The rest of the firms located in Russia in PCAOB database are: Audit Firm Femida Audit LLC, Interexpertiza LLC, Mazars Audit LLC, Finances M close company, FBK, LLC, Intercom-Audit, JSC 2K, Moore St Limited, and Unicon JSC.

Leave Russia Altogether?

In the meantime, an investor advocate questioned whether global network firms in Russia should even be registered with the PCAOB, given the sketchy history involving the Russian government.

“Around the turn of the century, a couple of individuals from the Moscow office of PwC requested a meeting with the SEC,” said former Lynn Turner, who was chief accountant of the SEC from 1998 to 2001. “There were allegations that unidentified people had broken into the PwC Moscow office, and into files containing information on publicly listed companies. The individuals requested protection for fear of their lives.”

Moreover, PwC offices were raided because of actions by President Vladimir Putin’s government against a Russian Oligarch.

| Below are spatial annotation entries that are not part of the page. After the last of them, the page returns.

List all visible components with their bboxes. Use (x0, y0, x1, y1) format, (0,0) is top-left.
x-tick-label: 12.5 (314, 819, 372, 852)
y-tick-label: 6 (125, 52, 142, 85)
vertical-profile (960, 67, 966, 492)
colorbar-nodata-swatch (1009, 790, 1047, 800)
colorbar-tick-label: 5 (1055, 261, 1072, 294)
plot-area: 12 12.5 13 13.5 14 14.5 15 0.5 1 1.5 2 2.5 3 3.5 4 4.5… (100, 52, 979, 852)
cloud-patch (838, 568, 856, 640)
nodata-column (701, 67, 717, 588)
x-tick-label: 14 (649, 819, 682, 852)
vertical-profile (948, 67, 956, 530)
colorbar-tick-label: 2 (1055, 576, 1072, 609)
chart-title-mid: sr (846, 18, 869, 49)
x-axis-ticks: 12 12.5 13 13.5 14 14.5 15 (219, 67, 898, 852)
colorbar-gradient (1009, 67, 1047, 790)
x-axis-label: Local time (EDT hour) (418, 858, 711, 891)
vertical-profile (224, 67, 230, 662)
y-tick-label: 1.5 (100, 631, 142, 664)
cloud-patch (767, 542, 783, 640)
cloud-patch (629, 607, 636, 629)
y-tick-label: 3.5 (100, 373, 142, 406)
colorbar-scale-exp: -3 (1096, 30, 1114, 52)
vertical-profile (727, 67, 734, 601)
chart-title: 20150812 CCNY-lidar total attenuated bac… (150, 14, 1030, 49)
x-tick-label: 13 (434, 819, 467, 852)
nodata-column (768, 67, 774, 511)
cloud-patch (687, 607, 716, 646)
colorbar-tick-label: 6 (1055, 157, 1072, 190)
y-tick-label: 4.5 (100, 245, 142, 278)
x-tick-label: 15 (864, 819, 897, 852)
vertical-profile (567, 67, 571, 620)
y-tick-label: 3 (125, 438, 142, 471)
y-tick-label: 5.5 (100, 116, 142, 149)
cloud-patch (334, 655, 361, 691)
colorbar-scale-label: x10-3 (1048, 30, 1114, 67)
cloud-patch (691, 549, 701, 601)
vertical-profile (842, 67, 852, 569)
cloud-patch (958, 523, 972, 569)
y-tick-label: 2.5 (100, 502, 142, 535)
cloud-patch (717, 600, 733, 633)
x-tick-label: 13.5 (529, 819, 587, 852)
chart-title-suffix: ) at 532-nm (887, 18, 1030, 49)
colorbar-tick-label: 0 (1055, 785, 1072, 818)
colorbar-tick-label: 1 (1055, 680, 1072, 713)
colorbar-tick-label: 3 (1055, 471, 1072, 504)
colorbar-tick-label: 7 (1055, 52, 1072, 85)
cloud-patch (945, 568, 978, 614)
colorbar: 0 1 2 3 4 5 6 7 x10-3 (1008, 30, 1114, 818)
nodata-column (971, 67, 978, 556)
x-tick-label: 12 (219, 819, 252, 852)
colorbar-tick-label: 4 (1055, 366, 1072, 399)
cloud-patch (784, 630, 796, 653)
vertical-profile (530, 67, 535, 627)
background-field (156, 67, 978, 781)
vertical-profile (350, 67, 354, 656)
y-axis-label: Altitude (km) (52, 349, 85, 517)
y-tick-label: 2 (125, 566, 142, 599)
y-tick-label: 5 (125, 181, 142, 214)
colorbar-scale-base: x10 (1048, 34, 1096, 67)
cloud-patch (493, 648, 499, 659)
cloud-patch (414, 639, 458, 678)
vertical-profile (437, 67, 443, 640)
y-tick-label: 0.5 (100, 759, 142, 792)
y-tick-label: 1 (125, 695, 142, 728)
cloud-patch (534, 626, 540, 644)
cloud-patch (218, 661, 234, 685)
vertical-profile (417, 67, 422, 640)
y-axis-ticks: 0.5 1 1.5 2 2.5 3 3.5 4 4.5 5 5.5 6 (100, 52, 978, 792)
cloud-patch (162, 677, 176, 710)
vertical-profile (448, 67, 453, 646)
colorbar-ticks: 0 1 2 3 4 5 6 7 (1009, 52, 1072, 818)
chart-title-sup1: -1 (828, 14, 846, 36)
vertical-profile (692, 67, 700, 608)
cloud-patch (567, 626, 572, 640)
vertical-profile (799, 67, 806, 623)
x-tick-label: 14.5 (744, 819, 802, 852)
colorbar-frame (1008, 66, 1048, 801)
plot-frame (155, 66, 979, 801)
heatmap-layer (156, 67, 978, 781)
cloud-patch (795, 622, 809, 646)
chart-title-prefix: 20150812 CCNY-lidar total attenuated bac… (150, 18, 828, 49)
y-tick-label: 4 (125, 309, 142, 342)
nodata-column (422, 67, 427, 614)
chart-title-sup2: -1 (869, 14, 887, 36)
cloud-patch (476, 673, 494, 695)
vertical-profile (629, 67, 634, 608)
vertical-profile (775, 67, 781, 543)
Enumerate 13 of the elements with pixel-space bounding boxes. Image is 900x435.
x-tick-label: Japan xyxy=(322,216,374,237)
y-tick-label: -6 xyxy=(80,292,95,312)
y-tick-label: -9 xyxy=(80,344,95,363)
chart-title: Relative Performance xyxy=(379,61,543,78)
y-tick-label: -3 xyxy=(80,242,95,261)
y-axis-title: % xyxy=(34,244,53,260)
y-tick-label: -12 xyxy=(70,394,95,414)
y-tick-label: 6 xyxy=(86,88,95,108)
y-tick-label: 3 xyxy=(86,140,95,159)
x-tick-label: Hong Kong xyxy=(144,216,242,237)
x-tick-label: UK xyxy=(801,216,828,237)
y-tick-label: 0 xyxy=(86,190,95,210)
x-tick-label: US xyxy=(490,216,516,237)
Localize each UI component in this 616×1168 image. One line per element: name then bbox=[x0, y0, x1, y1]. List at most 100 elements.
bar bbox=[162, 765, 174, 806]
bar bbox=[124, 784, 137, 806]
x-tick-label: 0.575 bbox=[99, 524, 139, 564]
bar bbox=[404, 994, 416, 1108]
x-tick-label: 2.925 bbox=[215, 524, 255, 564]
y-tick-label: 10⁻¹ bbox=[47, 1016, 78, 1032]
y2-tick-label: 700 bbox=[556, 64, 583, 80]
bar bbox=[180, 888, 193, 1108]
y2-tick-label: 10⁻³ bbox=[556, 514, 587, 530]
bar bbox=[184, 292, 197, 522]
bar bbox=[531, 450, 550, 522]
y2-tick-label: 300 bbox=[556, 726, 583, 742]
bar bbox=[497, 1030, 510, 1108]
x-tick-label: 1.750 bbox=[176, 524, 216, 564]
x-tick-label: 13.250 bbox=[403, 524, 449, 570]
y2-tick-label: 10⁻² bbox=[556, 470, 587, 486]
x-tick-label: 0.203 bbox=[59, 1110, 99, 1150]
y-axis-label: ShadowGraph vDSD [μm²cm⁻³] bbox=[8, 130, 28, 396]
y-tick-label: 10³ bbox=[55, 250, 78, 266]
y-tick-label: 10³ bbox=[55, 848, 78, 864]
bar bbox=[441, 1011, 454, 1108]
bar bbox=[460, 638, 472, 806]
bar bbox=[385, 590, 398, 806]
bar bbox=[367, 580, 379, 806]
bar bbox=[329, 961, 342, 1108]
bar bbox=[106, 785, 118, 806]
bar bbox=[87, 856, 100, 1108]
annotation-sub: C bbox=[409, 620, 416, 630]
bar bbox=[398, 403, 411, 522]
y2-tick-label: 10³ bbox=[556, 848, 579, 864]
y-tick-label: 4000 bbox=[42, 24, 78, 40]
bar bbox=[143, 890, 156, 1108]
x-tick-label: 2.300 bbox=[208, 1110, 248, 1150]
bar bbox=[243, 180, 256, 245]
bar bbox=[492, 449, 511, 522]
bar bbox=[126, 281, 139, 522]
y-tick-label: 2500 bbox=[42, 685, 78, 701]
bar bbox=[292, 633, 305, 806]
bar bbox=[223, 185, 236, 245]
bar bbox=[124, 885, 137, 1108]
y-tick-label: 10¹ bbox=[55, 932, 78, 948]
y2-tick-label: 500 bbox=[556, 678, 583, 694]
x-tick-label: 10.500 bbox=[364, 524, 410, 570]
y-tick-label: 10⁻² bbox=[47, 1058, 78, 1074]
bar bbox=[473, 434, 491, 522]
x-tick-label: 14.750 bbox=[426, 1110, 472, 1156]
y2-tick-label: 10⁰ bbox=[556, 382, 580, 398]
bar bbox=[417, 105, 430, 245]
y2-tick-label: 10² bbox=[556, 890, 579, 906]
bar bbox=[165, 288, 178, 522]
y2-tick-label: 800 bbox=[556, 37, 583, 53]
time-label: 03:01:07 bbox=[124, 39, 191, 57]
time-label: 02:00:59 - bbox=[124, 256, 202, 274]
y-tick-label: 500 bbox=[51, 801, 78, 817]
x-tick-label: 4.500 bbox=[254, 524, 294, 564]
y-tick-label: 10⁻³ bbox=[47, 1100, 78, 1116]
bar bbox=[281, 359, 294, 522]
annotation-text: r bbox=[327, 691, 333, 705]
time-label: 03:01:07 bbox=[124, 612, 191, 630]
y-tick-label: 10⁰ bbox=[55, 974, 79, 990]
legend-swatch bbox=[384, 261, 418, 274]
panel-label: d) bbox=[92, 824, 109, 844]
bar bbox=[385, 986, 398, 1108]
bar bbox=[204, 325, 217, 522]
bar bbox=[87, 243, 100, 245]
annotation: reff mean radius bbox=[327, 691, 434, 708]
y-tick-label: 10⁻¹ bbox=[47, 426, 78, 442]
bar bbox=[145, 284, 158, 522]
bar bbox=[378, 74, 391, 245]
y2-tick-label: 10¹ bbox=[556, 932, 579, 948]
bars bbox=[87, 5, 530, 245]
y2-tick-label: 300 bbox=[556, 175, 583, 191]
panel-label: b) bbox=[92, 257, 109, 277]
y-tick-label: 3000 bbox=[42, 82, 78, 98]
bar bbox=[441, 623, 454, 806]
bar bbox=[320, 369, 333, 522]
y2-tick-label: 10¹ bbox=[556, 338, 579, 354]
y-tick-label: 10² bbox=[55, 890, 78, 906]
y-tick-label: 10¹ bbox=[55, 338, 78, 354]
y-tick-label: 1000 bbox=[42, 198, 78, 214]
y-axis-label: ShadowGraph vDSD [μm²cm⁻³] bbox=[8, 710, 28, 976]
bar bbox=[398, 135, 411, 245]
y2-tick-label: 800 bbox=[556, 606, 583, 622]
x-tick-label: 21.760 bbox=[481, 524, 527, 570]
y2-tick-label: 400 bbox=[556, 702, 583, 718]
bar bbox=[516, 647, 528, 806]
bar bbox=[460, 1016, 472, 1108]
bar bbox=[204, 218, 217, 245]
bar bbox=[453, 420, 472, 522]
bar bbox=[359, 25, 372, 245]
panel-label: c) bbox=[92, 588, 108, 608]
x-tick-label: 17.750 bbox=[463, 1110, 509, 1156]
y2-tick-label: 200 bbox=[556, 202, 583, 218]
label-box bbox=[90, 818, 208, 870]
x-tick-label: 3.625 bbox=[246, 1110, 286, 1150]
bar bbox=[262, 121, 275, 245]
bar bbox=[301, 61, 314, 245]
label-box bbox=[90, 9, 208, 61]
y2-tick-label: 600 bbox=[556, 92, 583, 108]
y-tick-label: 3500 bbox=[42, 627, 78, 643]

The  Financial Times  reported that PwC withdrew audit reports of Yukos oil company from 1995 to 2004 because new information that Russian prosecutors uncovered led the firm to believe that the information given by Yukos’s management may have been inaccurate.

“Some raised the question as to whether or not PwC had succumbed to pressure brought by the government against the firm and individuals,” Turner said.

“As a result, in light of current and past developments in Russia, this raises a question as to why the PCAOB would continue to permit Firms located in Russia to register with it and perform ‘independent’ audits,” he added. “The Russian invasion of the Ukraine is raising the question of whether or not investors could rely and trust a Russian audit…various [news reports] raise the specter the answer is no.”